Google banned my site from their index! Antitrust regulators need to look into this because it costed me my business and my employees! </sarcasm>

This is why US antitrust law focuses on harm to consumers, not companies. I don't see much harm to consumers if Google refuses to do business with websites that annoy consumers. Google already has a lot of rules that websites have to follow in order to be eligible for AdSense.

Okay, I'll bite. Why? Why do you think this merits such an investigation?

I don't know if that's true that it's an abuse of their position. Here's the paragraph from their policies:

> Sites showing Google ads should be easy for users to navigate. Sites may not change user preferences, redirect users to unwanted websites, initiate downloads, include malware or contain pop-ups or pop-unders that interfere with site navigation.

That all seems reasonable to me. They don't want to be associated with garbage websites.

> or contain pop-ups or pop-unders that interfere with site navigation.

Then..

Google on "AdSense Page-level ads"

> We don't count them as "advertisements" when evaluating your site for compliance with our valuable inventory policy. https://support.google.com/adsense/answer/6245304?hl=en

Yes, these ads are not ads compared to other ads: we profit from these.

And my personal opinion is that this kind of thing is exactly what G should be doing with their market position.

No consumer, anywhere, in the history of ever, has wanted things to pop under their browser window stealthily. As such, G abusing their position to hurt companies that do it is a good thing. Those companies should be hurt, and preferably die a terrible, terrible death.

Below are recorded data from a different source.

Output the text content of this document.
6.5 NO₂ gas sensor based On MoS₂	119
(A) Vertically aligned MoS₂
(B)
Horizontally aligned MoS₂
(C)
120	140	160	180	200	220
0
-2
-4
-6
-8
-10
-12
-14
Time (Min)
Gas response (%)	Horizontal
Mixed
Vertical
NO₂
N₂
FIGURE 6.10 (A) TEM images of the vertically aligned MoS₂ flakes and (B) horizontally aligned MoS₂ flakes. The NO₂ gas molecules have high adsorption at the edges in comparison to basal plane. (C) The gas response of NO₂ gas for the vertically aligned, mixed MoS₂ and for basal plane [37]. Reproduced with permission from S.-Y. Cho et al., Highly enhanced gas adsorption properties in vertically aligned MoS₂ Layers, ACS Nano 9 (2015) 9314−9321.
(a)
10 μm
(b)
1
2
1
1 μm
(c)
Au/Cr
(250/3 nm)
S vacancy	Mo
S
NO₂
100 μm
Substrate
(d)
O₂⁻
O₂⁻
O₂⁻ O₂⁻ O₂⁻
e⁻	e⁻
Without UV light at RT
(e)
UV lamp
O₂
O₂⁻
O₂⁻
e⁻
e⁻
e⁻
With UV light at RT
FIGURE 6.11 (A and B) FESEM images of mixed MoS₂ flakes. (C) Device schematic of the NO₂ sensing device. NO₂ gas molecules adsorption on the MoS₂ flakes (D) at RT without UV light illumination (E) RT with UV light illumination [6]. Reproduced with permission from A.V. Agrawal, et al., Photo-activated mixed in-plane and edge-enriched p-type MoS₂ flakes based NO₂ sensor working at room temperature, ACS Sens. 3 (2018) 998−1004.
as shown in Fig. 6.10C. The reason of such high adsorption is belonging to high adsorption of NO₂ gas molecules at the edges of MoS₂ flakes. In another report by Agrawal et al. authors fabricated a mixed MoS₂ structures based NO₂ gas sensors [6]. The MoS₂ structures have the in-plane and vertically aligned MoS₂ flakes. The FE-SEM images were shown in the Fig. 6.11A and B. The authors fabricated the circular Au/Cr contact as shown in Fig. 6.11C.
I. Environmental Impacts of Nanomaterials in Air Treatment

If and when G uses their market dominant position to do something which hurts consumers, then things should be investigated. But an action like this, which has no negative consequences for users, should be applauded.

Google AdSense already has a bunch of requirements in place for sites that want to run their ads -- content restrictions, restrictions on traffic sources, limits on the number of ad units on the page (including ads from other networks), etc. Many of these restrictions are in place because Google's advertisers won't want to run their ads on pages that don't meet those requirements, and Google's new limitations on popunder ads probably fall into that category as well.